Q: There are data going to and from the ArcGIS site.  I am assuming this is just address data for mapping purposes only. The question is what data is sent between Power BI and ArcGIS? And is this data being stored by ArcGIS?

A: Correct, only the data needed to geocode the address (ie, fields placed in the Location field well) are passed to Esri servers. These data are only used to generate the information used to place the locations on the map and they are not stored by Esri servers.

Q: Does ArcGIS offer a service where this data is not collected for internal use or shared with any partners?
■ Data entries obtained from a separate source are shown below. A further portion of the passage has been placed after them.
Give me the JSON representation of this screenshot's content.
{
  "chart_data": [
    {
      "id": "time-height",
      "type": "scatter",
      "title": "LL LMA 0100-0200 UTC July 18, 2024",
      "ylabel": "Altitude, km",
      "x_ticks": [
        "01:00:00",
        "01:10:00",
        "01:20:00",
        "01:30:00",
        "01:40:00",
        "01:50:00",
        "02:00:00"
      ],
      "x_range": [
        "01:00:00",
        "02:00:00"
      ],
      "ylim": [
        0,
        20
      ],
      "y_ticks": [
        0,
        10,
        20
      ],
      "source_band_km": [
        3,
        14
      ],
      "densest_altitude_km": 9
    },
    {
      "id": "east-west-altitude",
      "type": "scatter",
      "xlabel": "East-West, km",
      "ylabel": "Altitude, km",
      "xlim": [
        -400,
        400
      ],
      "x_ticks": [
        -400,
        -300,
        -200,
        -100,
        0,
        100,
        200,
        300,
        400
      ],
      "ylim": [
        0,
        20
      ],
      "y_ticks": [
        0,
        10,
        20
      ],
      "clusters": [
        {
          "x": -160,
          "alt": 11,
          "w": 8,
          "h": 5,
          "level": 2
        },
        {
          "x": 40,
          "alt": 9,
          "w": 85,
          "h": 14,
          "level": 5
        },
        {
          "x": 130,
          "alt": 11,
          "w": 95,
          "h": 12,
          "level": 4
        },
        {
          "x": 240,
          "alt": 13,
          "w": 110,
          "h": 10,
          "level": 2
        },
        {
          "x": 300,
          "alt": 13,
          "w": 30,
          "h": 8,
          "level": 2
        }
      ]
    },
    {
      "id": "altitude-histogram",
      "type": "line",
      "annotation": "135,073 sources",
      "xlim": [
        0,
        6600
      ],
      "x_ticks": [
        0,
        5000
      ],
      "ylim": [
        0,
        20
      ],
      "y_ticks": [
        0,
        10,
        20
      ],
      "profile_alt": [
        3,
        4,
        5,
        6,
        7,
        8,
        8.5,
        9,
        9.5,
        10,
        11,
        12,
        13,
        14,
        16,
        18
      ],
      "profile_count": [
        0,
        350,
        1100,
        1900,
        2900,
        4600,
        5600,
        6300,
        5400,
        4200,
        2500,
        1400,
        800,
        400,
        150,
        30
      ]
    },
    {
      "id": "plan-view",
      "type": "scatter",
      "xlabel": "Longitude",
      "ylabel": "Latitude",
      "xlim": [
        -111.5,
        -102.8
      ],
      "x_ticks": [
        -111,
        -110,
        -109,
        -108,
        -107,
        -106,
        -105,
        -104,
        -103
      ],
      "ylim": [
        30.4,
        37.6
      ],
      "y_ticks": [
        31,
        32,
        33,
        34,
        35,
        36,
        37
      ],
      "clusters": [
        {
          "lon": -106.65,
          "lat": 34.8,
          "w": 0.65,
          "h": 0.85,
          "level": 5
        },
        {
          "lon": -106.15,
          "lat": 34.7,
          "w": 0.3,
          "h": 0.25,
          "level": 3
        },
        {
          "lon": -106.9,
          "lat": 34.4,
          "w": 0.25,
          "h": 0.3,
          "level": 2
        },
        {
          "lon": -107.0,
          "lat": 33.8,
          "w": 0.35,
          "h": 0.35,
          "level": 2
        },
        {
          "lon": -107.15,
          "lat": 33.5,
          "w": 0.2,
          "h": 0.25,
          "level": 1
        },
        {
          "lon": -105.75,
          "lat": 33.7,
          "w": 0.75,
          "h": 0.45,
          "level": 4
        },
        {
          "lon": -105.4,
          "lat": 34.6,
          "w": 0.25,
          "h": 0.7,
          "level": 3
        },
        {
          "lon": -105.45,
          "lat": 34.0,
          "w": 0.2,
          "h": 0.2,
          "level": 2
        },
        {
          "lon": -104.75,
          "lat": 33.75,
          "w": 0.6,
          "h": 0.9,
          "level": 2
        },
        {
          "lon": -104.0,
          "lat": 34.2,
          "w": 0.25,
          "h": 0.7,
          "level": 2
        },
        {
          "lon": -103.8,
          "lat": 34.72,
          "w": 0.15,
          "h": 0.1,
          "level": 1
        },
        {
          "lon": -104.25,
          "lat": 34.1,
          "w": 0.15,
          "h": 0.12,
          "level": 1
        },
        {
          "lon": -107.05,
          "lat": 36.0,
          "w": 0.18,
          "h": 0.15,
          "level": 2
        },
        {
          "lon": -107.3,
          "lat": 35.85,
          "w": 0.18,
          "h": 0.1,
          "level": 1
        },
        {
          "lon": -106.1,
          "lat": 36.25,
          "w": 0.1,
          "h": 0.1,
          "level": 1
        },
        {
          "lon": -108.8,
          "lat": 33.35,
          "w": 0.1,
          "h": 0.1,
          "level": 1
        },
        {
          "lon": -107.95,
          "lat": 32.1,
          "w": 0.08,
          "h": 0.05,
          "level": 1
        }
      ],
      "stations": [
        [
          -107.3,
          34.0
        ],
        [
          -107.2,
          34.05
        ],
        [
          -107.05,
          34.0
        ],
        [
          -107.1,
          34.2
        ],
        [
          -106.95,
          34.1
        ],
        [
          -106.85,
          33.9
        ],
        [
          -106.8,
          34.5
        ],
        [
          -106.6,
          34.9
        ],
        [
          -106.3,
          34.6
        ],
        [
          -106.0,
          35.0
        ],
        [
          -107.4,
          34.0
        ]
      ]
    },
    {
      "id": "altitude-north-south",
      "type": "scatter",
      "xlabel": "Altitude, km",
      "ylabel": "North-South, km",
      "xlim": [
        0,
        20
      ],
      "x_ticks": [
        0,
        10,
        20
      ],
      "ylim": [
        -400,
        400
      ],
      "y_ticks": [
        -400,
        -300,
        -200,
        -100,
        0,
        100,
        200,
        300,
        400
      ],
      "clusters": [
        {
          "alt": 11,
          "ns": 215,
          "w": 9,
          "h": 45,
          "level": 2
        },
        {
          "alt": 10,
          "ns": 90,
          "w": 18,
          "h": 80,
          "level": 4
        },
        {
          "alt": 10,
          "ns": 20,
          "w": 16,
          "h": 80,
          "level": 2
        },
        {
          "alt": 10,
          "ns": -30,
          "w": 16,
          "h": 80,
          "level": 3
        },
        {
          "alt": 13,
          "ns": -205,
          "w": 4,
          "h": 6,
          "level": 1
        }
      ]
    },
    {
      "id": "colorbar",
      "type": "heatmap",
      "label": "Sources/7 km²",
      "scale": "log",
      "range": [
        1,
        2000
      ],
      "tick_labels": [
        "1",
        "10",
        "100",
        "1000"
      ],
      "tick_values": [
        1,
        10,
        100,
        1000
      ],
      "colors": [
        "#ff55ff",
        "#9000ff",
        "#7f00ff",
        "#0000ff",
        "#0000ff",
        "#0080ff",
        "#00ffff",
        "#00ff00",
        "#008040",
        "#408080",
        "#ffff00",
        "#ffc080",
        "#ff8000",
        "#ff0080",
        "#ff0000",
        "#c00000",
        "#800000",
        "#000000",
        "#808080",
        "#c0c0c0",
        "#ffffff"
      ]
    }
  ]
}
A: As mentioned, we do not store this data. We also do not share it with partners. If data being passed to Esri is a concern, you can use the latitude and longitude field wells to map their point data instead of using the Location field well. When using the latitude and longitude field wells, no data is passed to Esri for mapping – but it does require you to have performed the geocoding process some other way.

Q: Does ArcGIS maps geo-coding have a limit on the number of waypoints that can be sent?  If so, what is the limit?  Is there a limit per day?

A: Limits to geocoding are on a per-map basis and can be found in our documentation here.

Q: Is it possible our address list or search history is never shared for marketing purposes to any partner of ArcGIS?

A: Address list and search history information from ArcGIS Maps for Power BI is never shared for any purpose to any partner of Esri.